Развлечения и меню Карл Лауриц продумывал, ориентируясь исключительно на своих гостей. Сорить деньгами он был готов, только если это шло на пользу делу. Но и нарушение приличий было не в его стиле. В компании он никогда не рассказывал неприличных анекдотов и никогда не смеялся над рассказанными другими. Эротика для него была чем-то личным, не требующим слов, и если он сейчас и взял ее на вооружение, то вполне сознательно, чтобы удовлетворить вкусы своих гостей. Про Карла Лаурица с полным правом можно сказать, что он – и день свадьбы не является исключением – человек, наделенный своего рода ментальным термометром, при помощи которого он постоянно и хладнокровно измеряет температуру своего окружения. Однако почти все его внимание в тот вечер было сосредоточено на невидимой связи, соединяющей их с Амалией. На первый взгляд оба они совершенно спокойны, и гости скажут позднее, что их прекрасно принимали.

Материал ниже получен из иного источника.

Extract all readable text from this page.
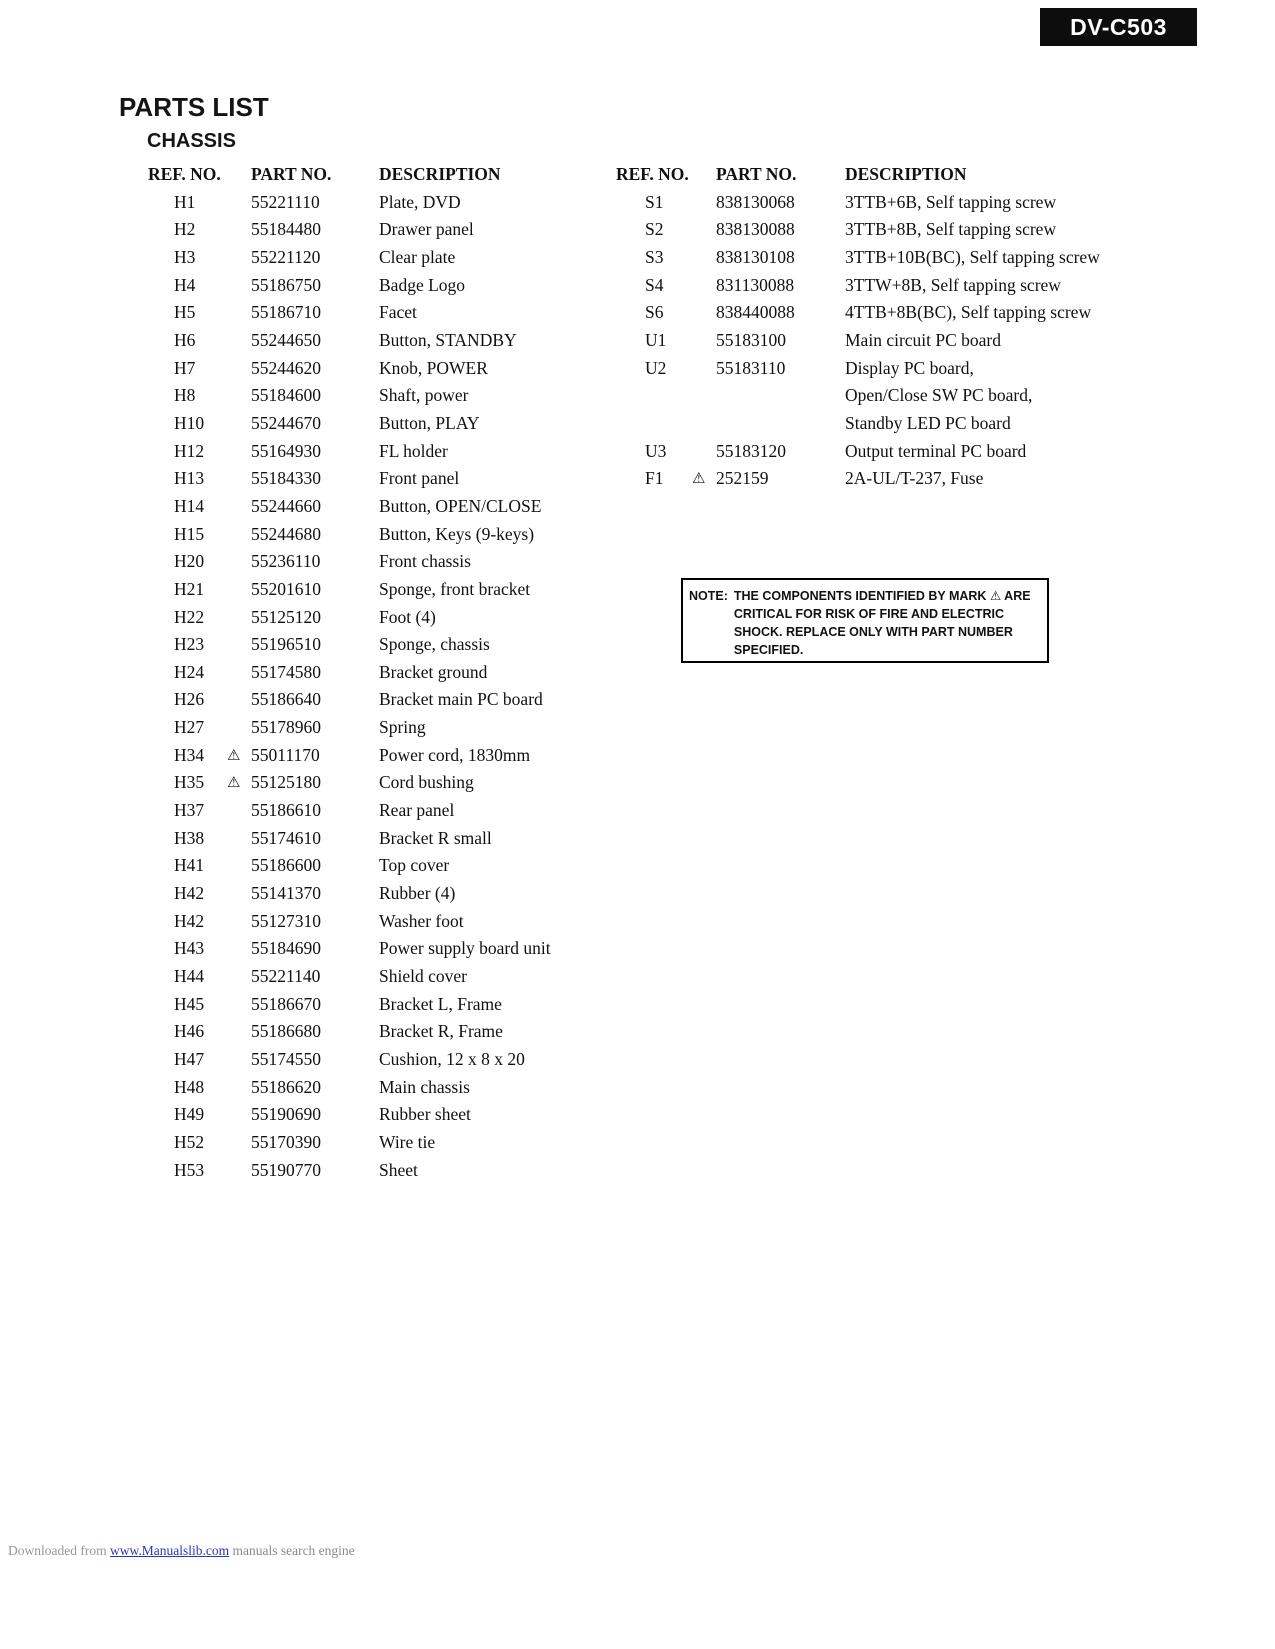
DV-C503
PARTS LIST
CHASSIS
REF. NO.	PART NO.	DESCRIPTION
H1	55221110	Plate, DVD
H2	55184480	Drawer panel
H3	55221120	Clear plate
H4	55186750	Badge Logo
H5	55186710	Facet
H6	55244650	Button, STANDBY
H7	55244620	Knob, POWER
H8	55184600	Shaft, power
H10	55244670	Button, PLAY
H12	55164930	FL holder
H13	55184330	Front panel
H14	55244660	Button, OPEN/CLOSE
H15	55244680	Button, Keys (9-keys)
H20	55236110	Front chassis
H21	55201610	Sponge, front bracket
H22	55125120	Foot (4)
H23	55196510	Sponge, chassis
H24	55174580	Bracket ground
H26	55186640	Bracket main PC board
H27	55178960	Spring
H34	⚠ 55011170	Power cord, 1830mm
H35	⚠ 55125180	Cord bushing
H37	55186610	Rear panel
H38	55174610	Bracket R small
H41	55186600	Top cover
H42	55141370	Rubber (4)
H42	55127310	Washer foot
H43	55184690	Power supply board unit
H44	55221140	Shield cover
H45	55186670	Bracket L, Frame
H46	55186680	Bracket R, Frame
H47	55174550	Cushion, 12 x 8 x 20
H48	55186620	Main chassis
H49	55190690	Rubber sheet
H52	55170390	Wire tie
H53	55190770	Sheet
REF. NO.	PART NO.	DESCRIPTION
S1	838130068	3TTB+6B, Self tapping screw
S2	838130088	3TTB+8B, Self tapping screw
S3	838130108	3TTB+10B(BC), Self tapping screw
S4	831130088	3TTW+8B, Self tapping screw
S6	838440088	4TTB+8B(BC), Self tapping screw
U1	55183100	Main circuit PC board
U2	55183110	Display PC board,
Open/Close SW PC board,
Standby LED PC board
U3	55183120	Output terminal PC board
F1	⚠ 252159	2A-UL/T-237, Fuse
NOTE: THE COMPONENTS IDENTIFIED BY MARK ⚠ ARE CRITICAL FOR RISK OF FIRE AND ELECTRIC SHOCK. REPLACE ONLY WITH PART NUMBER SPECIFIED.
Downloaded from www.Manualslib.com manuals search engine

Амалия обворожительна и весела, Карл Лауриц столь импозантен и уверен в себе, что никто и не вспоминает, что ему по-прежнему всего девятнадцать лет. Но несмотря на эту внешнюю непринужденность, они постоянно следят друг за другом, как два хищника. Их крепко соединяет невидимый трос, натянутый как фортепьянная струна. Когда Амалия заливается серебристым смехом и, подавшись вперед, кладет руку на плечо гостя в мундире с галунами, и когда Карл Лауриц зажигает сигарету, вставленную в длинный эпатажный мундштук, всякий раз невидимый стальной трос, связывающий их, коротко и резко подергивается.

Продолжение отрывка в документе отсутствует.